Director General Hans Petter Holen announced the plans in a blog post, based on his presentation to the RIPE NCC Services Working Group at the RIPE 92 meeting. Geopolitical considerations and EU regulations, including NIS2 compliance, are the primary drivers behind the change of direction.
RIPE NCC is one of five Regional Internet Registries worldwide and manages, among other things, the routing security technology RPKI, which received a SOC 2 Type II assurance report in January 2026. The organisation primarily serves internet service providers, telecoms companies, academic institutions and government bodies.
From cloud-first to self-managed
RIPE NCC's current cloud strategy has a long history. In 2019, the organisation launched a so-called Cloud First initiative, which was refined in 2021 into a Cloud Strategy Framework and revised again in 2023. At the time, cloud migration was seen as a logical path to increasing operational flexibility.
The geopolitical landscape has shifted since then. European organisations that rely on US cloud services face risks around data jurisdiction and continuity, as RIPE NCC and its Board now reason. The organisation itself cites geopolitical considerations as an explicit motivation for the reversal.

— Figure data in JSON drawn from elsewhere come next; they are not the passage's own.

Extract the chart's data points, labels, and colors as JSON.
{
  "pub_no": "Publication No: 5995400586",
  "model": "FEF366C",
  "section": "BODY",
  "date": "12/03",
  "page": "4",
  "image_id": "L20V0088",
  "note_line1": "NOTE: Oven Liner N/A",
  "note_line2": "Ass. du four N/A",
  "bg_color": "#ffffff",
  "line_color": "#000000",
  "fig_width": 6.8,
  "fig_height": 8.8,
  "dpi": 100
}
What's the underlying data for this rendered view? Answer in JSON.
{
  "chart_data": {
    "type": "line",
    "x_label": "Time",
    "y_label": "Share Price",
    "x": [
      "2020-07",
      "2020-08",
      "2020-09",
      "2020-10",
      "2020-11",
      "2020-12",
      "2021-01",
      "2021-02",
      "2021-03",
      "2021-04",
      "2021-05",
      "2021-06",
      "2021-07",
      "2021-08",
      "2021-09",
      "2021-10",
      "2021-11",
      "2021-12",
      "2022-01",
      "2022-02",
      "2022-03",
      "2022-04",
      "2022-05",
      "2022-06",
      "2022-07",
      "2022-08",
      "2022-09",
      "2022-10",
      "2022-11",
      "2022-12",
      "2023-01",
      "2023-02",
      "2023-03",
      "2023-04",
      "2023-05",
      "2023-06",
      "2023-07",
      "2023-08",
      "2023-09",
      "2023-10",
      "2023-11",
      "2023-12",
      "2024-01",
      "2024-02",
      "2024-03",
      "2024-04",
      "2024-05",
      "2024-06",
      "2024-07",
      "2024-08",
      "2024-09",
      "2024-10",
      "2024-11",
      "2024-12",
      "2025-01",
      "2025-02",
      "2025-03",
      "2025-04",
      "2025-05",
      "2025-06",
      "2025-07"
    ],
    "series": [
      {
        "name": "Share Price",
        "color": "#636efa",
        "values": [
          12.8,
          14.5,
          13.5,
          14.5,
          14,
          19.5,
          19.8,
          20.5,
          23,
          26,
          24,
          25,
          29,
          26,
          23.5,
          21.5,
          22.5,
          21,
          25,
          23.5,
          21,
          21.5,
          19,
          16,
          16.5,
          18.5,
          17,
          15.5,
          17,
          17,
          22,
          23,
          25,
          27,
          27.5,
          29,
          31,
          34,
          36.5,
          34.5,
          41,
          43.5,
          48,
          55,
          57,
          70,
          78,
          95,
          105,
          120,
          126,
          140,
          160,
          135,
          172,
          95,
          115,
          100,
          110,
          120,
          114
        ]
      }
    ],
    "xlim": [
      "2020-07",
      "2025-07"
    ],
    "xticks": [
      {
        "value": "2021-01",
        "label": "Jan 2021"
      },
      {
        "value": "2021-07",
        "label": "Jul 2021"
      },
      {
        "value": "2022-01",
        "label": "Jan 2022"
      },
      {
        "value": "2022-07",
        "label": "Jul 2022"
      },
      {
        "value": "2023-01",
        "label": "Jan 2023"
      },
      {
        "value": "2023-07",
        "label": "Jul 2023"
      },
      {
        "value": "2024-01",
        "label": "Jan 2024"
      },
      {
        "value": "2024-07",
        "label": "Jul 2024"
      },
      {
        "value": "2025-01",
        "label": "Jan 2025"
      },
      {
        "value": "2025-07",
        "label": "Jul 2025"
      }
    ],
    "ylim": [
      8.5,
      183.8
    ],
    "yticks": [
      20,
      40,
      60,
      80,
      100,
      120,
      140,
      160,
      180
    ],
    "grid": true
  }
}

The new approach is described as a greenfield deploymenta setup in which the infrastructure is built from the ground up rather than migrated incrementally. This makes the operation technically substantial, but also provides an opportunity to break free from outdated dependencies entirely.
Funding through savings and member contributions
The €5 million will be financed through a combination of internal cost savings, member contributions and potentially the Clearing House Reserve, the organisation's financial buffer. No external investors or partners are involved in the project.
Member contributions will remain stable for the time being. The annual fee per LIR (Local Internet Registry) account is €1,800 in 2026. Separate charges also apply: €75 per independent internet number resource assignment, €50 per ASN assignment and a one-time registration fee of €1,000 for new members.
The organisation indicates that the migration will place demands on its budget over the coming years, but that this should fit within the existing financial framework. Further details on the phasing of the €5 million have not yet been made public.
NIS2 and RPKI as regulatory context
The move to independent infrastructure aligns with broader European policy developments. The NIS2 directive imposes stricter requirements on organisations that manage critical digital infrastructure, and RIPE NCC falls into that category as the administrator of routing tables and IP address space.
The RPKI infrastructure also plays a concrete role. Resource Public Key Infrastructure is a security standard that prevents internet traffic from being rerouted via unintended paths. As more and more internet service providers and governments rely on RPKI for routing security, pressure on RIPE NCC to guarantee the availability and independence of this service is increasing. The SOC 2 Type II report from January 2026 was a first step in that direction; the infrastructure migration is the next.
Timeline and next steps
The project will run from 2026 through to 2028. The next opportunity for further clarification is RIPE 93, the biannual meeting of the RIPE community, which takes place from 26 to 30 October 2026 in Sofia, Bulgaria. Further details on progress and technical architecture are expected to be provided there.
RIPE NCC has not yet disclosed which European data centres or hosting partners will house the new infrastructure. The exact split between CAPEX and OPEX within the €5 million budget has also not been made public.
RIPE NCC's move fits into a broader trend in which European public and semi-public organisations are reconsidering their reliance on US cloud providers. Whether that trend proves structural will depend in part on how the availability and costs of European alternatives develop in the years ahead.